Saya masih ingat berbagi percakapan dengan rekan seperskripsian saya saat sedang menunggu dosen pembimbing, “Ngerjain skripsi seberat ini. Setelah lulus, saya nggak mau jadi orang biasa saja. Kita harus jadi orang hebat. Kita harus jadi apa – apa,”
Begitulah
hal yang saya ucapkan pada seorang rekan. Perjuangan mengerjakan skripsi bagi saya dulu adalah ujian panjang yang
tidak pernah tahu kapan akan selesai. Mengerjakan hingga jam dua pagi, bahkan
tidur menjelang subuh sudah sering saya lakoni. Karena sebelum pukul tujuh harus menghadap dosen pembimbing, lalu pukul tujuh pula harus sampai di sekolah untuk mengajar. Semua saya lakukan.
Dulu terasa begitu melelahkan perjuangan itu, namun hari ini saya
merindukan. Merindukan apa yang disebut perjuangan.
Saya rindu pontang
panting mengurus komunitas. Merindukan teman – teman berjuang yang begitu
hebat membantu di komunitas. Semoga
Allah, menyiapkan hal hal baik untuk hidup kalian semua. Tidak ada yang
membayar kami, pun barangkali tidak ada yang menyadari keberadaan kami. Tapi
hari – hari yang panjang ini membawa sepucuk rindu. Rindu membangun impian dan
kebermanfaatan. Merindukan juang yang dulu ku anggap sakit dan melelahkan.
Setelah perjalanan panjang itu, saya sempat berjanji untuk berlaku sedikit realistis. Setidak-tidaknya, seminimal-minimalnya jika memang harus berjuang, berjuang untuk diri saya sendiri saja. Berjuang untuk mendapatkan uang. Bekerja dengan giat, lalu mendapat gaji untuk membeli beras atau hadiah sarong untuk Bapak. Tidak perlu aneh-aneh, tidak perlu neko-neko.
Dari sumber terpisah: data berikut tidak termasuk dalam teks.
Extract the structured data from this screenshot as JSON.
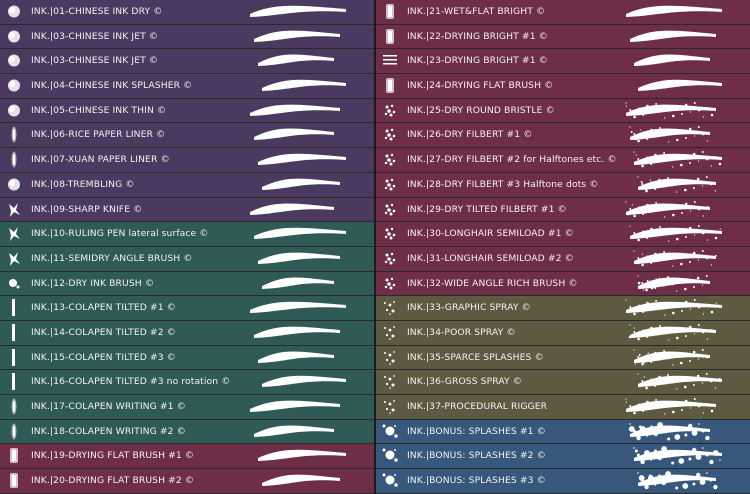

Tapi begitulah mimpi, kata Pandji Pragiwaksono. Ia tidak pernah mati, ia hanya pingsan kemudian bangun lagi dalam bentuk penyesalan. Mimpi saya itu, yang sudah lama pingsan, hari ini bangun lagi. Benar sekali kata Pandji, bangunnya dalam bentuk penyesalan.
Saya menyesali, telah berlaku kriminal; membungkam, meracun, bahkan memukul mimpi – mimpi. Tapi benar, mimpi itu hanya pingsan. Ia tidak mati. Buktinya, sekonyong-konyong hari ini, mimpi itu datang hari ini. Membenturkan kepala saya ke tembok hingga berdarah – darah.
Ketika menulis ini, saya berjanji untuk membiarkan mimpi - mimpi saya tetap merdeka. Membawa ruh saya bebas menemui apa yang sebelumnya saya anggap kehidupan yang 'urup' dan 'ngurupi'.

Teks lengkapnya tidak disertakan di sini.